FRANKFURT AM MAIN: Audi chief executive Rupert Stadler was arrested Monday in connection with parent company Volkswagen’s “dieselgate” emissions cheating scandal, with prosecutors saying they feared he might try to destroy evidence.

The dramatic development comes a week after Munich prosecutors raided Stadler’s home, accusing him of fraud and the falsification of documents that allowed diesel vehicles equipped with cheating software to be sold to European customers. Prosecutors in the Bavarian state said the arrest was justified because of the “risk of concealment of evidence”. Audi confirmed the arrest to AFP, declining to give further details. “For Mr Stadler, the presumption of innocence continues to apply,” a spokesman said in a statement.

Stadler is the most senior executive yet to be detained in the dieselgate crisis, which started when the Volkswagen group admitted in 2015 to installing so-called “defeat devices” in some 11 million diesels worldwide that made them seem less polluting in lab tests than they actually were on the road.

The affected vehicles involved VW’s own-brand cars, but also those made by Audi, Porsche, Skoda and Seat.
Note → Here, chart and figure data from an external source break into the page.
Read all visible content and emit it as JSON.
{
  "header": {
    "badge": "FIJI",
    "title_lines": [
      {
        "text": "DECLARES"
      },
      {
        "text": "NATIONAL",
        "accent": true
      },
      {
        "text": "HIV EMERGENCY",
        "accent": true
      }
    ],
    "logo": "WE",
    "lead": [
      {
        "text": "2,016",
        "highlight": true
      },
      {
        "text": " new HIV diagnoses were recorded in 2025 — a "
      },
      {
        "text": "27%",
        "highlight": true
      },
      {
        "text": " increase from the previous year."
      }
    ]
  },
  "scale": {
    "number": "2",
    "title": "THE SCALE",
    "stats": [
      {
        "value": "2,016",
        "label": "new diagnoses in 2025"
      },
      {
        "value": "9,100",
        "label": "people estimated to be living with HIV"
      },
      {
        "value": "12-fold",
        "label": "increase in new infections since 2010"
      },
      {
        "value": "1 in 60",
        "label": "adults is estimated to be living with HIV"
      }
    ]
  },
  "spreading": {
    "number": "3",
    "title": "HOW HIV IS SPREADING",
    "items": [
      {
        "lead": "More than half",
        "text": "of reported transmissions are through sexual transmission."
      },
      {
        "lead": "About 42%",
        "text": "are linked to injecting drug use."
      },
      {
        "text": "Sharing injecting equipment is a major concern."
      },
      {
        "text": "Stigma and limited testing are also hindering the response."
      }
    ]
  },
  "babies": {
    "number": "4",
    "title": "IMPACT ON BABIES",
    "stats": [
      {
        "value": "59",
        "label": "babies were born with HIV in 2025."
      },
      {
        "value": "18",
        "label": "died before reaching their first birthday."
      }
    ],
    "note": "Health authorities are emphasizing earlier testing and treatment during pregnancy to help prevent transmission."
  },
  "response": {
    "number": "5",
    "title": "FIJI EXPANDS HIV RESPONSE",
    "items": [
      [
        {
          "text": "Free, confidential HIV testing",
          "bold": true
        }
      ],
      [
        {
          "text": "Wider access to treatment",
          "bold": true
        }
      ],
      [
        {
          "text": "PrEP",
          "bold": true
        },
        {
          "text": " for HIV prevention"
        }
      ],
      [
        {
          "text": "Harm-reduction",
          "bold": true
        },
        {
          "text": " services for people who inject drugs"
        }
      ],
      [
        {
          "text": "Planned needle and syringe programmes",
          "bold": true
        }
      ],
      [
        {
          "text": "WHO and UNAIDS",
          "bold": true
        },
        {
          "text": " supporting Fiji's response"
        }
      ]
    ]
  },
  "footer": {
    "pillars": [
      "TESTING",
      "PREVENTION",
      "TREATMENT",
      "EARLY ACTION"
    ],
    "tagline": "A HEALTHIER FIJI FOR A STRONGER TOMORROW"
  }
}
VW’s luxury subsidiary Audi has long faced suspicions that its engineers helped create the software used in the scam. Audi‘s former head of engine development, Wolfgang Hatz, was taken into custody in Germany in September 2017 and remains behind bars. A manager at VW subsidiary Porsche was also detained in April. He was identified by German media as Joerg Kerner, an engineer in charge of Porsche’s engine division who was working at Audi when the diesel scandal broke.